ECOWAS Renews Single Currency Promise

The Deputy Governor of the Bank of Ghana, Millison Narh, says the West Africa Monetary Agency (WAMA) must double its efforts to achieve a single currency for the sub-region, after a ban on its international conference in the wake of Ebola crippled operations of the monetary agency.

Achieving a single currency for the West African sub-region has long been on the cards for the region’s leaders but previous timelines have not been met; with the latest deadline fixed at 2020, officials are confident that this new deadline will be met.

But the outbreak of Ebola three years ago led to a temporary ban on most international conferences, a move that Mr. Narh argues prevented the technical committee from meeting to discuss issues under the new single-track ECOWAS single currency programme.

Mr. Narh speaking at the opening ceremony of the 28th Joint Ordinary Meeting of the Economic and Monetary Affairs, and the Operations & Administration Committees of WAMA last week, said the various countries in the sub-region failed to take advantage of the break in meetings as necessitated by Ebola.

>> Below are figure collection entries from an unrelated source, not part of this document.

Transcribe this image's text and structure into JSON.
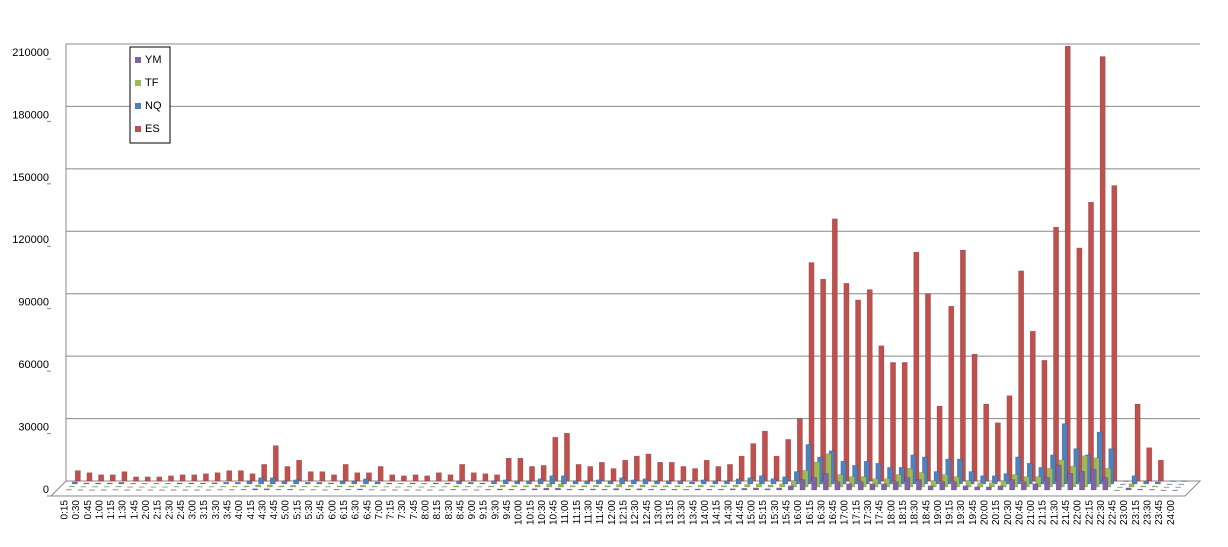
{
  "chart_data": {
    "type": "bar3d",
    "categories": [
      "0:15",
      "0:30",
      "0:45",
      "1:00",
      "1:15",
      "1:30",
      "1:45",
      "2:00",
      "2:15",
      "2:30",
      "2:45",
      "3:00",
      "3:15",
      "3:30",
      "3:45",
      "4:00",
      "4:15",
      "4:30",
      "4:45",
      "5:00",
      "5:15",
      "5:30",
      "5:45",
      "6:00",
      "6:15",
      "6:30",
      "6:45",
      "7:00",
      "7:15",
      "7:30",
      "7:45",
      "8:00",
      "8:15",
      "8:30",
      "8:45",
      "9:00",
      "9:15",
      "9:30",
      "9:45",
      "10:00",
      "10:15",
      "10:30",
      "10:45",
      "11:00",
      "11:15",
      "11:30",
      "11:45",
      "12:00",
      "12:15",
      "12:30",
      "12:45",
      "13:00",
      "13:15",
      "13:30",
      "13:45",
      "14:00",
      "14:15",
      "14:30",
      "14:45",
      "15:00",
      "15:15",
      "15:30",
      "15:45",
      "16:00",
      "16:15",
      "16:30",
      "16:45",
      "17:00",
      "17:15",
      "17:30",
      "17:45",
      "18:00",
      "18:15",
      "18:30",
      "18:45",
      "19:00",
      "19:15",
      "19:30",
      "19:45",
      "20:00",
      "20:15",
      "20:30",
      "20:45",
      "21:00",
      "21:15",
      "21:30",
      "21:45",
      "22:00",
      "22:15",
      "22:30",
      "22:45",
      "23:00",
      "23:15",
      "23:30",
      "23:45",
      "24:00"
    ],
    "series": [
      {
        "name": "YM",
        "color": "#8064a2",
        "values": [
          200,
          100,
          100,
          100,
          200,
          100,
          100,
          100,
          100,
          100,
          100,
          100,
          100,
          200,
          200,
          300,
          600,
          600,
          300,
          400,
          200,
          200,
          100,
          300,
          300,
          500,
          200,
          100,
          100,
          100,
          100,
          100,
          100,
          300,
          200,
          100,
          300,
          500,
          400,
          400,
          600,
          900,
          900,
          400,
          400,
          500,
          400,
          700,
          500,
          600,
          400,
          400,
          400,
          300,
          500,
          400,
          400,
          600,
          800,
          1000,
          600,
          1000,
          2000,
          5000,
          6000,
          8000,
          4000,
          3000,
          4000,
          3000,
          3000,
          4000,
          6000,
          5000,
          2000,
          4000,
          4000,
          2000,
          1500,
          1500,
          2000,
          5000,
          4000,
          3000,
          6000,
          12000,
          8000,
          9000,
          10000,
          6000,
          0,
          1000,
          400,
          300,
          0,
          0
        ]
      },
      {
        "name": "TF",
        "color": "#9bbb59",
        "values": [
          300,
          200,
          200,
          200,
          300,
          100,
          100,
          100,
          100,
          200,
          200,
          200,
          200,
          300,
          300,
          500,
          1000,
          1000,
          500,
          800,
          300,
          300,
          200,
          500,
          500,
          800,
          400,
          200,
          100,
          200,
          100,
          200,
          200,
          500,
          300,
          200,
          500,
          800,
          600,
          600,
          1000,
          1500,
          1500,
          600,
          600,
          800,
          600,
          1200,
          800,
          1000,
          600,
          600,
          600,
          400,
          800,
          600,
          600,
          1000,
          1200,
          1500,
          1000,
          1500,
          3000,
          8000,
          12000,
          16000,
          6000,
          5000,
          5000,
          4000,
          4000,
          6000,
          9000,
          7000,
          3000,
          6000,
          5000,
          3000,
          2000,
          2000,
          3000,
          6000,
          5000,
          5000,
          9000,
          13000,
          10000,
          15000,
          14000,
          9000,
          0,
          1500,
          500,
          400,
          0,
          0
        ]
      },
      {
        "name": "NQ",
        "color": "#4f81bd",
        "values": [
          1000,
          500,
          500,
          500,
          800,
          300,
          300,
          300,
          300,
          500,
          500,
          500,
          600,
          800,
          800,
          1500,
          3000,
          3000,
          1500,
          2000,
          800,
          800,
          500,
          1500,
          1500,
          2500,
          1000,
          500,
          300,
          500,
          300,
          500,
          500,
          1500,
          800,
          500,
          1500,
          2000,
          1500,
          1500,
          2500,
          4000,
          4000,
          1500,
          1500,
          2000,
          1500,
          3000,
          2000,
          2500,
          1500,
          1500,
          1500,
          1000,
          2000,
          1500,
          1500,
          2500,
          3000,
          4000,
          2500,
          3500,
          6000,
          19000,
          13000,
          16000,
          11000,
          9000,
          11000,
          10000,
          8000,
          8000,
          14000,
          13000,
          6000,
          12000,
          12000,
          6000,
          4000,
          4000,
          5000,
          13000,
          10000,
          8000,
          14000,
          29000,
          17000,
          14000,
          25000,
          17000,
          0,
          4000,
          1500,
          1000,
          0,
          0
        ]
      },
      {
        "name": "ES",
        "color": "#c0504d",
        "values": [
          5000,
          4000,
          3000,
          3000,
          4500,
          2000,
          2000,
          2000,
          2500,
          3000,
          3000,
          3500,
          4000,
          5000,
          5000,
          3500,
          8000,
          17000,
          7000,
          10000,
          4500,
          4500,
          3000,
          8000,
          4000,
          4000,
          7000,
          3000,
          2500,
          3000,
          2500,
          4000,
          3000,
          8000,
          4000,
          3500,
          3000,
          11000,
          11000,
          7000,
          7500,
          21000,
          23000,
          8000,
          7000,
          9000,
          6000,
          10000,
          12000,
          13000,
          9000,
          9000,
          7000,
          6000,
          10000,
          7000,
          8000,
          12000,
          18000,
          24000,
          12000,
          20000,
          30000,
          105000,
          97000,
          126000,
          95000,
          87000,
          92000,
          65000,
          57000,
          57000,
          110000,
          90000,
          36000,
          84000,
          111000,
          61000,
          37000,
          28000,
          41000,
          101000,
          72000,
          58000,
          122000,
          209000,
          112000,
          134000,
          204000,
          142000,
          0,
          37000,
          16000,
          10000,
          0,
          0
        ]
      }
    ],
    "ylim": [
      0,
      210000
    ],
    "yticks": [
      0,
      30000,
      60000,
      90000,
      120000,
      150000,
      180000,
      210000
    ],
    "grid": true,
    "legend": "upper-left"
  }
}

“Unfortunately, we were not able to take advantage of the lull in meetings and the ample time it afforded us to make significant improvements in our macroeconomic performance in terms of meeting the convergence criteria,” he said.

“It is my hope that now the Ebola problem is behind us, WAMA will gird its loins and work extra hard to come up with effective working documents for adoption and implementation — because by now we should be racing against time.”

According to the convergence reports, performance — though slightly better this year compared to the previous year — has not seen any significant improvement over time. “It continues to be virtually at the level we attained in the initial stages.

“We need to push ourselves so that in no time we can confidently say that we have converged and are ready for full integration. This little push has eluded us for many years. Let us use this year’s meetings to take stock and renew our resolve to attain not only our monetary union but also move quickly to becoming an economic union,” Mr. Narh added.

Speaking at the same event, Prof. Mohamed Ben Omar Ndiaye — Director General of WAMA, said with the problems of Ebola in the sub-region now over, authorities are better placed to resume work to get ECOWAS a single currency.

Prof. Ndiaye stated that the slump in global economic growth has impacted negatively on the sub-region, especially as commodity prices have seen widespread decline. Growth in 2015 is expected to hit 4.7 percent as compared to 6 percent in 2014.

“In spite of developments on the global economic front, the convergence profile in the ECOWAS region witnessed slight improvements in the first half of 2015. These improvements relate to two primary criteria: namely inflation and central bank financing of the deficit, and one secondary criterion on nominal exchange rate stability.

Journey so far

ECOWAS’s French-speaking countries already have a common currency, the CFA, and the plan is that the English-speaking side will first introduce the Eco, by 2020, before being joined by Francophone neighbours.

However, none of the six countries in the largely English-speaking West Africa Monetary Zone (WAMZ) — Ghana, Guinea, Nigeria, Sierra Leone, The Gambia and Liberia — has since the common-currency dream was formulated in 2000 been able to meet all four primary and six secondary convergence criteria required for its introduction.

The primary criteria are for each country to keep up a single-digit inflation rate at the end of each year; a fiscal deficit — excluding grants — to GDP ratio of not more than 4%; a central bank deficit-financing ceiling of 10% of the previous year’s tax revenues; and gross external reserves that can provide import cover for at least three months.

The six secondary criteria include a stable real exchange rate, a positive real interest rate, and the prohibition of new domestic default payments and liquidation of existing ones. The countries are also to ensure tax revenue is equal to or greater than 20 percent of GDP; wage bill to tax revenue is equal to or less than 35 percent; and public investment to tax revenue equal to or greater than 20 percent.